Dr. Lippke has published two books (Radical Business Ethics, Rowman and Littlefield, 1995, and Rethinking Imprisonment, Oxford University Press, 2007) and thirty-five articles in academic journals. In his research, he employs moral and political theories, in conjunction with empirical and legal research, to analyze social and public policy issues. As an applied moral and political philosopher, he is interested in normative questions concerning the design of legal and social institutions and the actions of individuals living under them.

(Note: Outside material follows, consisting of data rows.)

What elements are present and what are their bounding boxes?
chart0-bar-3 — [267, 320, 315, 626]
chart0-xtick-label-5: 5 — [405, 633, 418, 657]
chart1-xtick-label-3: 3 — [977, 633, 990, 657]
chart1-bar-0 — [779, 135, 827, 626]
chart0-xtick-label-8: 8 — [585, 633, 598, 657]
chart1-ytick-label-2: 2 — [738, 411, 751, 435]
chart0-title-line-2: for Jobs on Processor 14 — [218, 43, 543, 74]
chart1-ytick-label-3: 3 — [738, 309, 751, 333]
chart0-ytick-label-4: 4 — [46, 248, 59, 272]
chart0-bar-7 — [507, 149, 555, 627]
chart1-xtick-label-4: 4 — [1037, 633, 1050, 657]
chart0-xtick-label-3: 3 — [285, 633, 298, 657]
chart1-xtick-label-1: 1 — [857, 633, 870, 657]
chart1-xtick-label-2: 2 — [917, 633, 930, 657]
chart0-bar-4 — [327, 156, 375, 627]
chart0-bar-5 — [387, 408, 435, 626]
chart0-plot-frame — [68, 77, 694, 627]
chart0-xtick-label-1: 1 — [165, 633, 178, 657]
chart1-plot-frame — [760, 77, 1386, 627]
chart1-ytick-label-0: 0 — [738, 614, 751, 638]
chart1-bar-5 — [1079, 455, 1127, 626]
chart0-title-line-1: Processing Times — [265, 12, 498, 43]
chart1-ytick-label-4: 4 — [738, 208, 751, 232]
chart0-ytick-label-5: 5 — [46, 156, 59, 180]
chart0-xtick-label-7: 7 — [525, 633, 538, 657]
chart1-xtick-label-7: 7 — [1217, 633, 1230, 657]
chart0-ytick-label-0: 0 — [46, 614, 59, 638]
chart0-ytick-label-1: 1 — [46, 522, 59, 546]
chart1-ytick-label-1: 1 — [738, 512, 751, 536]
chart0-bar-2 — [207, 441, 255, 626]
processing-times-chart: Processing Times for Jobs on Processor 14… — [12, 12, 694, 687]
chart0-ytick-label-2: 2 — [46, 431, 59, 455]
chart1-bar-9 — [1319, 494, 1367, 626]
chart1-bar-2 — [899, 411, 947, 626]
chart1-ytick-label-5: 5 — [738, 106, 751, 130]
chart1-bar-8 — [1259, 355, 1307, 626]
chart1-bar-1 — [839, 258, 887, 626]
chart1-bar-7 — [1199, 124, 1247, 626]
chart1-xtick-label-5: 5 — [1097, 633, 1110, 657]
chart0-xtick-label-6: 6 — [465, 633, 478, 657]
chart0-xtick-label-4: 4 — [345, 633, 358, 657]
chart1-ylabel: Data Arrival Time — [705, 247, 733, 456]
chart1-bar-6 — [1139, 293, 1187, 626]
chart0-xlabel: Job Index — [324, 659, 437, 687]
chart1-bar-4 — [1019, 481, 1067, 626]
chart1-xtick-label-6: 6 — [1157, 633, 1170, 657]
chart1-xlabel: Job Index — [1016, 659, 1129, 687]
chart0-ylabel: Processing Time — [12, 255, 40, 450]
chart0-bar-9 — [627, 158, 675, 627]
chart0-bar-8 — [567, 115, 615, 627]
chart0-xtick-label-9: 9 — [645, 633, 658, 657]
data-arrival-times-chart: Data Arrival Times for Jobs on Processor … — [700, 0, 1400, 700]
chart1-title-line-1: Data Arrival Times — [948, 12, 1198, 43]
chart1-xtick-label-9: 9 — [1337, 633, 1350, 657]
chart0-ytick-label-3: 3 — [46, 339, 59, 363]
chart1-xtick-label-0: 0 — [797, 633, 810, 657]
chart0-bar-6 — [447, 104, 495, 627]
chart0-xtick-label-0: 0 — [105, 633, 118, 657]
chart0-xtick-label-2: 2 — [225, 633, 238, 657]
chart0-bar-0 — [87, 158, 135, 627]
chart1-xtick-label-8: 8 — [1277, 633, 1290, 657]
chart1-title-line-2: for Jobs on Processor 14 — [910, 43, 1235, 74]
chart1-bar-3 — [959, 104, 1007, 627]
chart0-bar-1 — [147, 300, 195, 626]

Dr. Lippke’s work in business ethics on topics such as persuasive advertising, insider trading, and employee privacy has been widely reprinted in business ethics textbooks. His more recent work on the philosophy of criminal law encompasses such topics as felon disenfranchisement, prison labor, supermax prisons, the preventive detention of dangerous offenders, and the use of character evidence in criminal trials. He is currently working on a series of articles on the moral questions raised by the practice of plea bargaining. He plans to use his time at the Janet Prindle Institute for Ethics to develop his work on plea bargaining into a book.